Cela fait bientôt un an que se rendre au Cameroun ou entrer à N’Djaména via Kousseri demeure un véritable chemin de croix pour les voyageurs tchadiens et camerounais. En cause, la fermeture, depuis mars 2020, du pont de Ngueli, qui relie la capitale tchadienne à Kousseri, la ville camerounaise la plus proche.

Cette mesure visait à limiter la circulation du coronavirus, dont plusieurs cas avaient été enregistrés au Cameroun alors que le Tchad venait d’enregistrer son tout premier cas le 19 mars 2020. C’était un voyageur de nationalité marocaine, qui revenait de Douala (Cameroun).

Depuis lors, étudiants, malades ou commerçants, habitués à aller et revenir sans aucune restriction, supportent difficilement cette mesure.

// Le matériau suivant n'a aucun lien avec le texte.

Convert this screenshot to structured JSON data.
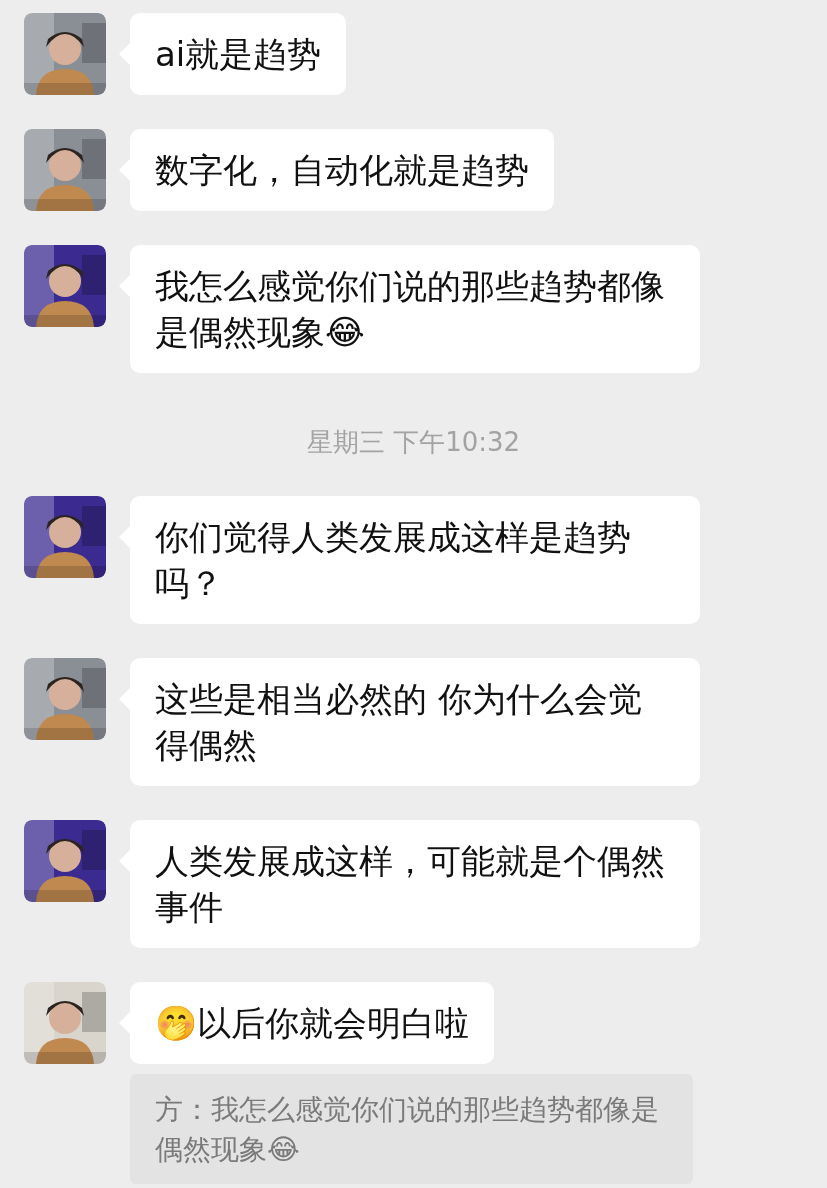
{
  "messages": [
    {
      "kind": "message",
      "text": "ai就是趋势"
    },
    {
      "kind": "message",
      "text": "数字化，自动化就是趋势"
    },
    {
      "kind": "message",
      "text": "我怎么感觉你们说的那些趋势都像是偶然现象😂"
    },
    {
      "kind": "time",
      "text": "星期三 下午10:32"
    },
    {
      "kind": "message",
      "text": "你们觉得人类发展成这样是趋势吗？"
    },
    {
      "kind": "message",
      "text": "这些是相当必然的 你为什么会觉得偶然"
    },
    {
      "kind": "message",
      "text": "人类发展成这样，可能就是个偶然事件"
    },
    {
      "kind": "message",
      "text": "🤭以后你就会明白啦",
      "quote": "方：我怎么感觉你们说的那些趋势都像是偶然现象😂"
    }
  ]
}
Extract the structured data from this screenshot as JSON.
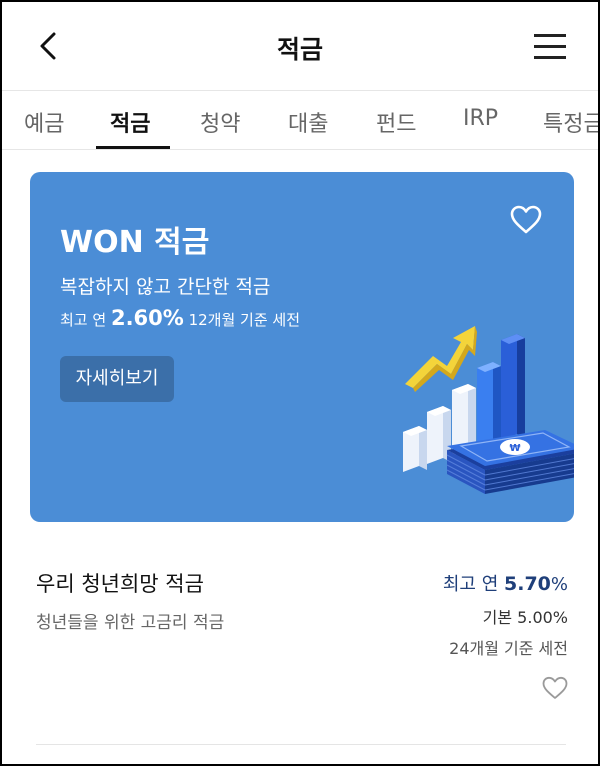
{
  "header": {
    "title": "적금",
    "back_icon": "chevron-left-icon",
    "menu_icon": "hamburger-menu-icon"
  },
  "tabs": [
    {
      "label": "예금",
      "active": false
    },
    {
      "label": "적금",
      "active": true
    },
    {
      "label": "청약",
      "active": false
    },
    {
      "label": "대출",
      "active": false
    },
    {
      "label": "펀드",
      "active": false
    },
    {
      "label": "IRP",
      "active": false
    },
    {
      "label": "특정금",
      "active": false
    }
  ],
  "banner": {
    "title": "WON 적금",
    "subtitle": "복잡하지 않고 간단한 적금",
    "rate_prefix": "최고 연",
    "rate": "2.60%",
    "rate_suffix": "12개월 기준 세전",
    "detail_button": "자세히보기",
    "background_color": "#4b8dd6",
    "button_color": "#3b6fa9"
  },
  "products": [
    {
      "name": "우리 청년희망 적금",
      "description": "청년들을 위한 고금리 적금",
      "max_rate_label": "최고 연",
      "max_rate_value": "5.70",
      "max_rate_unit": "%",
      "base_rate_label": "기본",
      "base_rate_value": "5.00",
      "base_rate_unit": "%",
      "term": "24개월 기준 세전",
      "rate_color": "#1f3f7a"
    }
  ]
}
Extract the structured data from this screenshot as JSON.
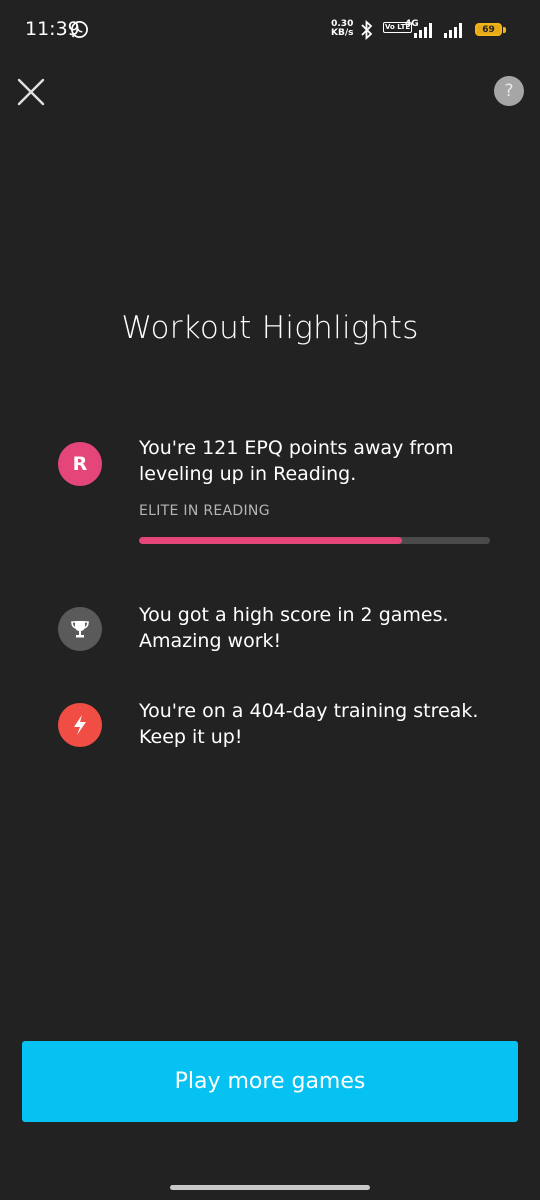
{
  "status_bar": {
    "time": "11:39",
    "net_speed_value": "0.30",
    "net_speed_unit": "KB/s",
    "volte": "Vo LTE",
    "network": "4G",
    "battery": "69"
  },
  "title": "Workout Highlights",
  "highlights": [
    {
      "icon": "R",
      "icon_color": "#e5467a",
      "text_line1": "You're 121 EPQ points away from",
      "text_line2": "leveling up in Reading.",
      "sub_label": "ELITE IN READING",
      "progress_fraction": 0.75
    },
    {
      "icon": "trophy-icon",
      "icon_color": "#5a5a5a",
      "text_line1": "You got a high score in 2 games.",
      "text_line2": "Amazing work!"
    },
    {
      "icon": "lightning-icon",
      "icon_color": "#f04e45",
      "text_line1": "You're on a 404-day training streak.",
      "text_line2": "Keep it up!"
    }
  ],
  "help_label": "?",
  "play_button_label": "Play more games",
  "colors": {
    "background": "#222222",
    "accent_button": "#06c2f2",
    "progress_fill": "#e5467a"
  }
}
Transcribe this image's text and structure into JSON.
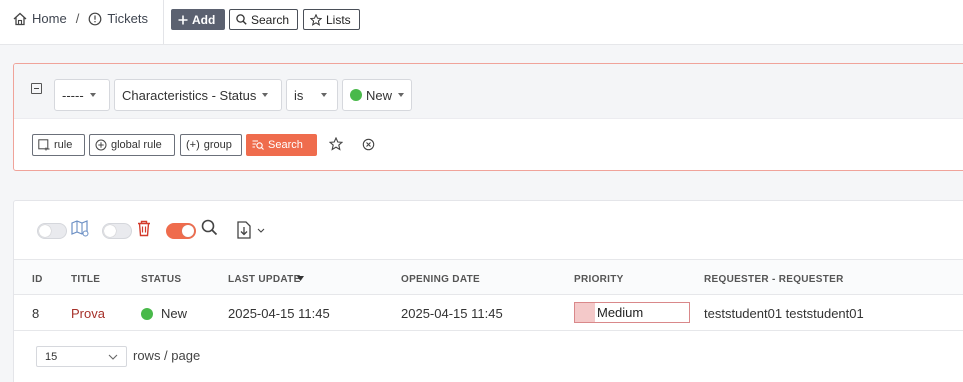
{
  "breadcrumb": {
    "home": "Home",
    "separator": "/",
    "tickets": "Tickets"
  },
  "toolbar": {
    "add": "Add",
    "search": "Search",
    "lists": "Lists"
  },
  "criteria": {
    "field_prefix": "-----",
    "field": "Characteristics - Status",
    "operator": "is",
    "value": "New"
  },
  "panel_buttons": {
    "rule": "rule",
    "global_rule": "global rule",
    "group": "group",
    "search": "Search"
  },
  "table": {
    "columns": [
      "ID",
      "TITLE",
      "STATUS",
      "LAST UPDATE",
      "OPENING DATE",
      "PRIORITY",
      "REQUESTER - REQUESTER"
    ],
    "sorted_column": "LAST UPDATE",
    "rows": [
      {
        "id": "8",
        "title": "Prova",
        "status": "New",
        "last_update": "2025-04-15 11:45",
        "opening_date": "2025-04-15 11:45",
        "priority": "Medium",
        "requester": "teststudent01 teststudent01"
      }
    ]
  },
  "pagination": {
    "rows_per_page": "15",
    "label": "rows / page"
  },
  "colors": {
    "accent": "#ef6c4d",
    "status_new": "#49b94a",
    "link": "#a6312a",
    "priority_medium": "#f4c9c9"
  }
}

Pour voyager par la voie publique, c’est-à-dire par le pont de Ngueli notamment, un étudiant doit faire une demande d’autorisation de sortie pour les études. Selon un étudiant qui raconte son vécu, la demande est déposée au ministère de la Sécurité publique, accompagnée d’une copie de la carte d’étudiant ou de la fiche d’inscription dans l’une des universités camerounaises. Ensuite, il faut attendre et prier que l’autorisation, qui est retirée au Commissariat central, soit diligemment donnée. Après cette épreuve, il reste celle des contrôles. « Il faut reproduire votre autorisation en quatre copies, qui seront remises tour à tour aux agents de sécurité, postés à l’entrée du pont de Ngueli. Parmi eux, il y a des agents de l’Agence nationale de sécurité (ANS). Ils enregistrent tout donc ils savent qui est sorti et qui est entré à N’Djaména », raconte (sous l’anonymat) cet étudiant inscrit à l’université de Ngaoundéré.

Pareil pour ceux qui veulent sortir pour des raisons de santé. Il faut préalablement obtenir une autorisation de sortie pour une raison sanitaire en déposant une demande manuscrite, accompagnée de la copie d’un avis d’évacuation ou d’un carnet de santé. Il faut signaler que cette autorisation est donnée gratuitement.

Sans une autorisation de sortie, la dernière option pour se rendre au Cameroun ou entrer à N’Djaména via Kousseri reste de traverser clandestinement le fleuve. Tout le long du fleuve Logone, à partir de Ngueli, des piroguiers offrent leurs services moyennant une somme d’argent dont le montant peut varier (500 ou 1000 frs) selon que le piroguier est de bonne humeur ou a beaucoup de clients ce jour. Là aussi, des agents de sécurité sont postés et prennent leur part. « C’est une véritable aubaine pour ces agents, qui exigent au moins 500 frs par voyageur », confie notre source.

Malgré l’allègement récent des mesures sécuritaires, qui s’est traduit par le déconfinement de la ville de N’Djaména et l’ouverture des frontières aériennes, les autorités ont maintenu la fermeture des frontières terrestres. Malgré les plaintes des usagers, qui vivent grâce au trafic entre Kousseri et N’Djaména et les appels pressants à rouvrir cette voie, certaines indiscrétions laissent entendre qu’elle devrait rester fermée jusqu’aux prochaines élections présidentielle et législatives. Cela fait que cette frontière qui, autrefois, est un marché en miniature, est l’ombre d’elle-même (voir photo du pont de Ngueli prise il y a quelques jours). Mais ce n’est que du côté du Tchad ; car du côté camerounais, la vie sociale et économique a repris et suit normalement son cours en dépit des cas plus nombreux du coronavirus (30 313 cas contre 3 433 pour le Tchad).

Il est à noter que cette interdiction de traverser la frontière de Nguéli ne concerne pas les importateurs et exportateurs des marchandises.